To solve the question, complete the functions in Question 1a in the notebook.
Question 1b – Recode and add columns (Total 6 marks)
We continue pre-processing by recoding some of the columns and adding columns with additional information. To this end, implement the following functions: binary_encoding, add_host_days, convert_price.
Detailed instructions: [2 marks each]
• binary_encoding(df): if we have a close look at some of the columns, we can see that some of them are binary variables representing 1 (True) and 0 (False) values. However, the values are encoded as the strings ‘t’ (for True) and ‘f’ (for False). Recode these columns by turning them into the integer numbers 0 and 1.

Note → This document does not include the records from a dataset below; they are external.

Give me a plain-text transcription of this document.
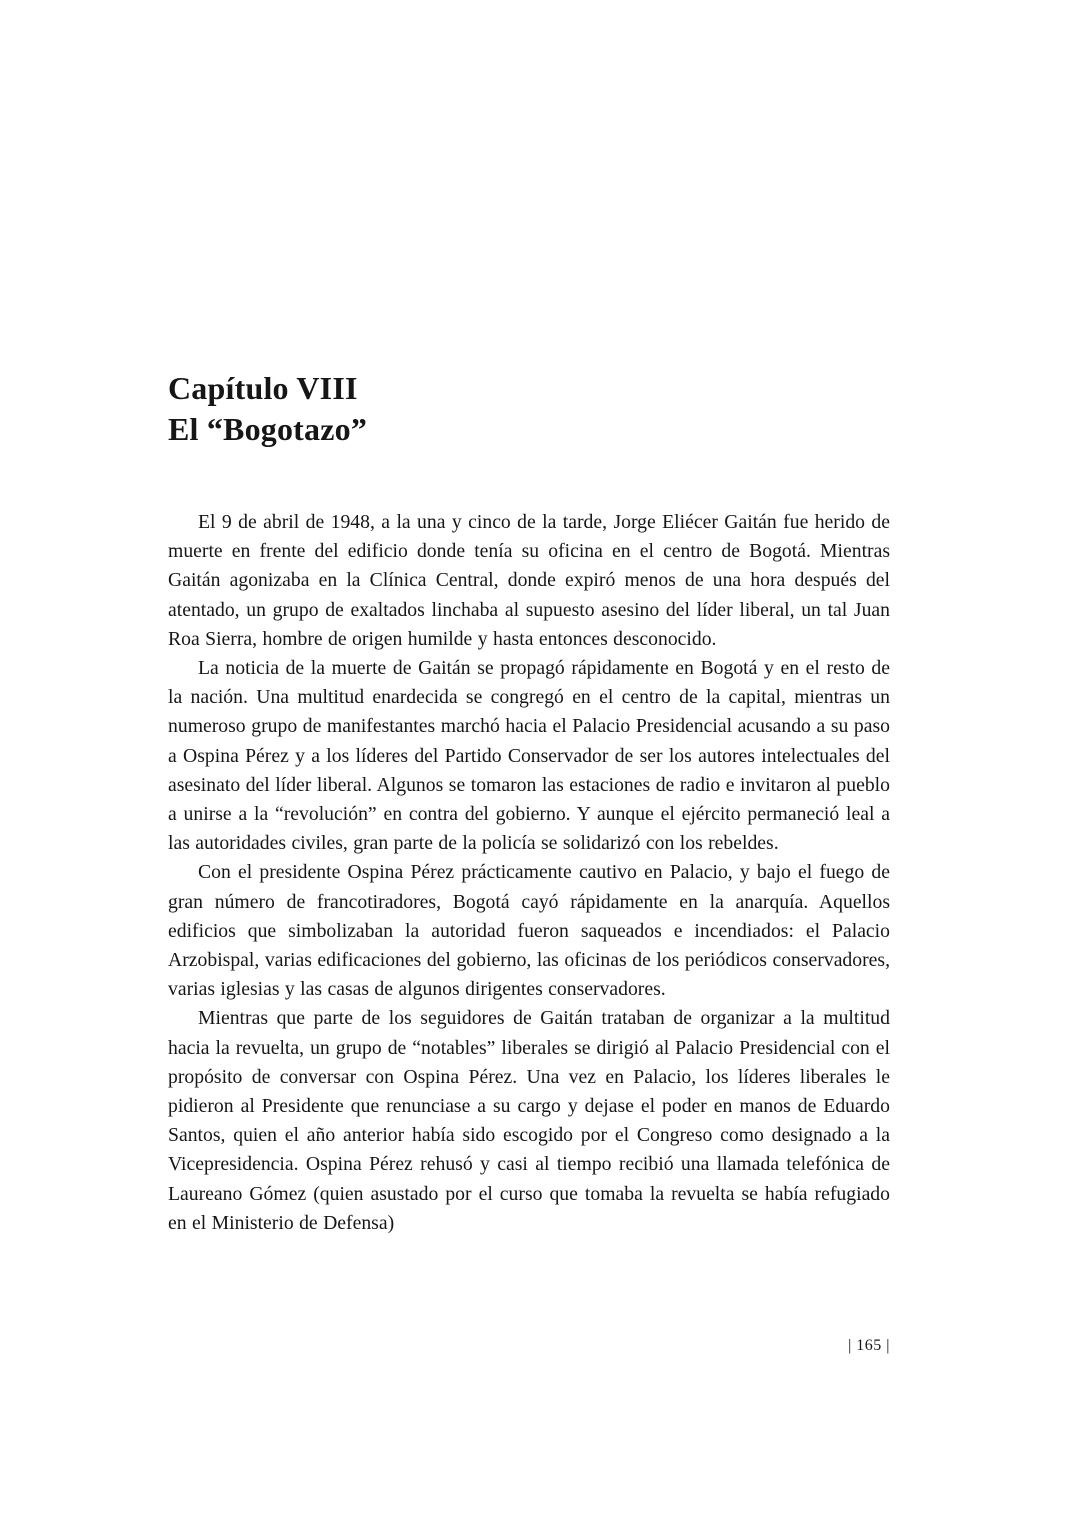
Capítulo VIII
El “Bogotazo”

El 9 de abril de 1948, a la una y cinco de la tarde, Jorge Eliécer Gaitán fue herido de muerte en frente del edificio donde tenía su oficina en el centro de Bogotá. Mientras Gaitán agonizaba en la Clínica Central, donde expiró menos de una hora después del atentado, un grupo de exaltados linchaba al supuesto asesino del líder liberal, un tal Juan Roa Sierra, hombre de origen humilde y hasta entonces desconocido.

La noticia de la muerte de Gaitán se propagó rápidamente en Bogotá y en el resto de la nación. Una multitud enardecida se congregó en el centro de la capital, mientras un numeroso grupo de manifestantes marchó hacia el Palacio Presidencial acusando a su paso a Ospina Pérez y a los líderes del Partido Conservador de ser los autores intelectuales del asesinato del líder liberal. Algunos se tomaron las estaciones de radio e invitaron al pueblo a unirse a la “revolución” en contra del gobierno. Y aunque el ejército permaneció leal a las autoridades civiles, gran parte de la policía se solidarizó con los rebeldes.

Con el presidente Ospina Pérez prácticamente cautivo en Palacio, y bajo el fuego de gran número de francotiradores, Bogotá cayó rápidamente en la anarquía. Aquellos edificios que simbolizaban la autoridad fueron saqueados e incendiados: el Palacio Arzobispal, varias edificaciones del gobierno, las oficinas de los periódicos conservadores, varias iglesias y las casas de algunos dirigentes conservadores.

Mientras que parte de los seguidores de Gaitán trataban de organizar a la multitud hacia la revuelta, un grupo de “notables” liberales se dirigió al Palacio Presidencial con el propósito de conversar con Ospina Pérez. Una vez en Palacio, los líderes liberales le pidieron al Presidente que renunciase a su cargo y dejase el poder en manos de Eduardo Santos, quien el año anterior había sido escogido por el Congreso como designado a la Vicepresidencia. Ospina Pérez rehusó y casi al tiempo recibió una llamada telefónica de Laureano Gómez (quien asustado por el curso que tomaba la revuelta se había refugiado en el Ministerio de Defensa)

| 165 |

• add_host_days(df): it would be useful to have a column that represents the number of days (with respect to the current date) that the host has been registered. To this end, create a new column called 'host_days' (hint: look into Pandas’ to_datetime method).
• convert_price(df): the ‘price’ column represents the nightly price in USD. However the prices are encoded as strings. This function should convert the prices into floating point numbers. For instance, the string ‘$40’ should be converted to the floating point number 40.0.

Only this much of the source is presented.